Judul Novel :
CRTITICAL ELEVEN
Penulis : IKA NATASSA
Penerbit : PT GRAMEDIA PUSTAKA UTAMA
Tahun Terbit :
2015
Tebal Buku : 344
halaman
Sinopsis:
Dalam dunia penerbangan, dikenal istilah critical eleven, sebelas menit paling
kritis di dalam pesawat—tiga menit setelah take off dan delapan menit sebelum
landing—karena secara statistik delapan puluh persen kecelakaan pesawat umumnya
terjadi dalam rentang waktu sebelas menit itu. It's when the aircraft is most
vulnerable to any danger. In a way, it's kinda the same with meeting people.

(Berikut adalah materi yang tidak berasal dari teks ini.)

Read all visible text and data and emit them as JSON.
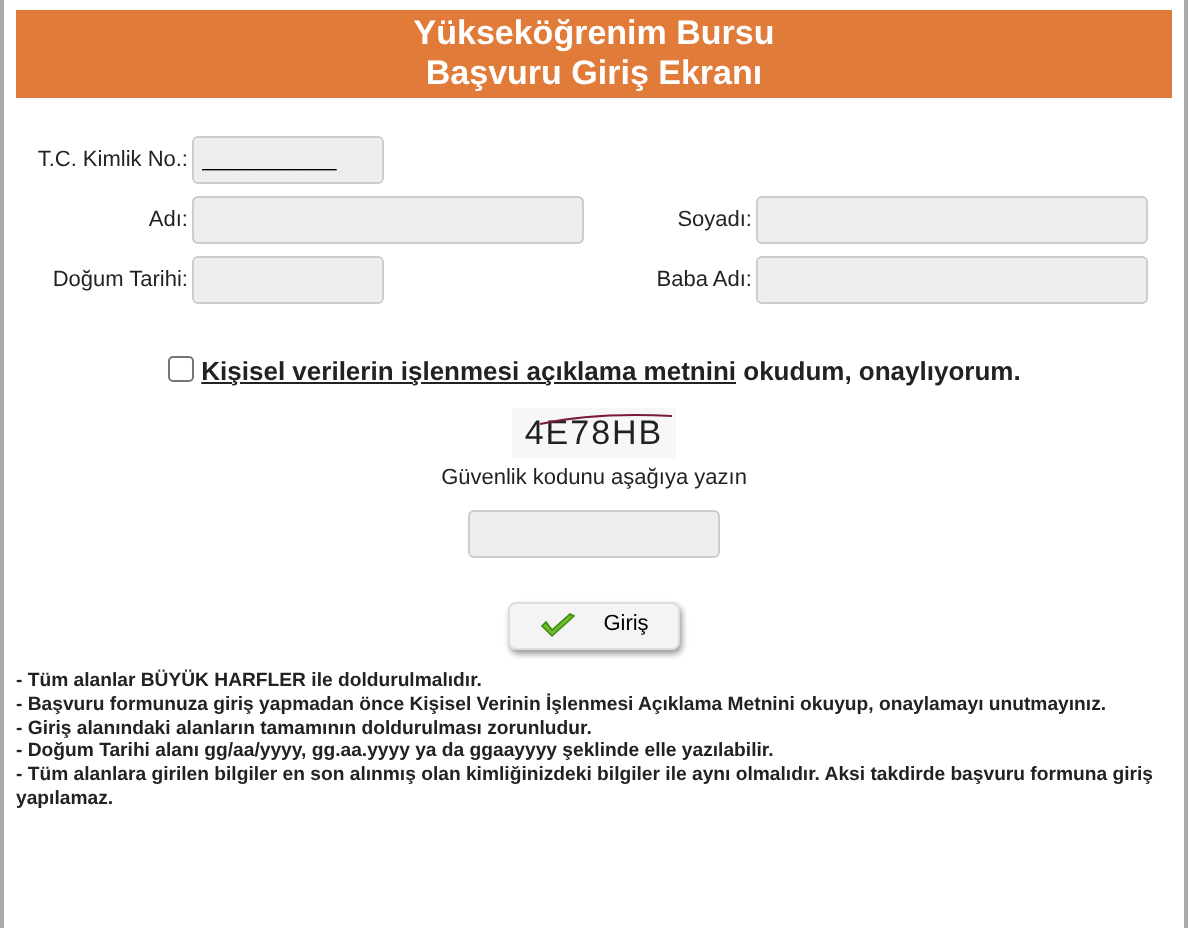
{
  "header": {
    "title_lines": [
      "Yükseköğrenim Bursu",
      "Başvuru Giriş Ekranı"
    ]
  },
  "fields": [
    {
      "label": "T.C. Kimlik No.:",
      "value": "___________",
      "kind": "short"
    },
    {
      "label": "Adı:",
      "kind": "long"
    },
    {
      "label": "Soyadı:",
      "kind": "long"
    },
    {
      "label": "Doğum Tarihi:",
      "kind": "short"
    },
    {
      "label": "Baba Adı:",
      "kind": "long"
    }
  ],
  "consent": {
    "checked": false,
    "link": "Kişisel verilerin işlenmesi açıklama metnini",
    "text": "okudum, onaylıyorum."
  },
  "captcha": {
    "code": "4E78HB",
    "instruction": "Güvenlik kodunu aşağıya yazın"
  },
  "submit_button": {
    "label": "Giriş"
  },
  "notes": [
    "- Tüm alanlar BÜYÜK HARFLER ile doldurulmalıdır.",
    "- Başvuru formunuza giriş yapmadan önce Kişisel Verinin İşlenmesi Açıklama Metnini okuyup, onaylamayı unutmayınız.",
    "- Giriş alanındaki alanların tamamının doldurulması zorunludur.",
    "- Doğum Tarihi alanı gg/aa/yyyy, gg.aa.yyyy ya da ggaayyyy şeklinde elle yazılabilir.",
    "- Tüm alanlara girilen bilgiler en son alınmış olan kimliğinizdeki bilgiler ile aynı olmalıdır. Aksi takdirde başvuru formuna giriş yapılamaz."
  ]
}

Tiga menit pertama kritis sifatnya karena saat itulah kesan pertama terbentuk,
lalu ada delapan menit sebelum berpisah—delapan menit ketika senyum, tindak
tanduk, dan ekspresi wajah orang tersebut jelas bercerita apakah itu akan jadi
awal sesuatu ataukah justru menjadi perpisahan. Ale dan Anya pertama kali
bertemu dalam penerbangan Jakarta-Sydney. Tiga menit pertama Anya terpikat,
tujuh jam berikutnya mereka duduk bersebelahan dan saling mengenal lewat
percakapan serta tawa, dan delapan menit sebelum berpisah Ale yakin dia
menginginkan Anya. Kini, lima tahun setelah perkenalan itu, Ale dan Anya
dihadapkan pada satu tragedi besar yang membuat mereka mempertanyakan
pilihan-pilihan yang mereka ambil, termasuk keputusan pada sebelas menit paling
penting dalam pertemuan pertama mereka. Diceritakan bergantian dari sudut
pandang Ale dan Anya, setiap babnya merupakan kepingan puzzle yang membuat kita
jatuh cinta atau benci kepada karakter-karakternya, atau justru keduanya.
Resensi:
Pertama kali muncul sebagai cerita pendek dalam buku kumpulan cerpen metropop
berjudul Autumn Once More, Critical Eleven yang ditulis Ika Natassa sudah
membuat banyak pembaca jatuh hati sekaligus penasaran. Dalam cerpen tersebut,
dikisahkan seorang wanita tengah berada dalam sebuah perjalanan dengan pesawat
terbang, sedang mengenang awal pertemuannya dengan seorang lelaki yang kelak
menjadi kekasihnya. Namun sungguh disayangkan, perkenalan manis tersebut hanya
tinggal kenangan, karena keduanya kini telah menjadi orang asing satu sama
lain. Cerpen hanya berakhir di situ saja. Pertanyaannya, apa yang menyebabkan
mereka tak lagi saling cinta? Dalam novel inilah, Ika Natassa menjawab
pertanyaan tersebut. “Dalam dunia penerbangan, dikenal istilah critical eleven,
sebelas menit paling kritis di dalam pesawat—tiga menit setelah take off dan
delapan menit sebelum landing—karena secara statistik delapan puluh persen
kecelakaan pesawat umumnya terjadi dalam rentang waktu sebelas menit itu.” Ika
Natassa kemudian mengaitkannya dengan pertemuan antarmanusia. Tiga menit
pertama adalah saat paling menentukan, sebab saat itulah pertama kali kesan
terhadap seseorang terbentuk. Sedangkan delapan menit sebelum berpisah, ada
saat di mana kita memutuskan apakah pertemuan tersebut akan berlanjut ke arah
yang lebih baik, atau sebaliknya, menjadi sebuah perpisahan yang dinanti-nanti.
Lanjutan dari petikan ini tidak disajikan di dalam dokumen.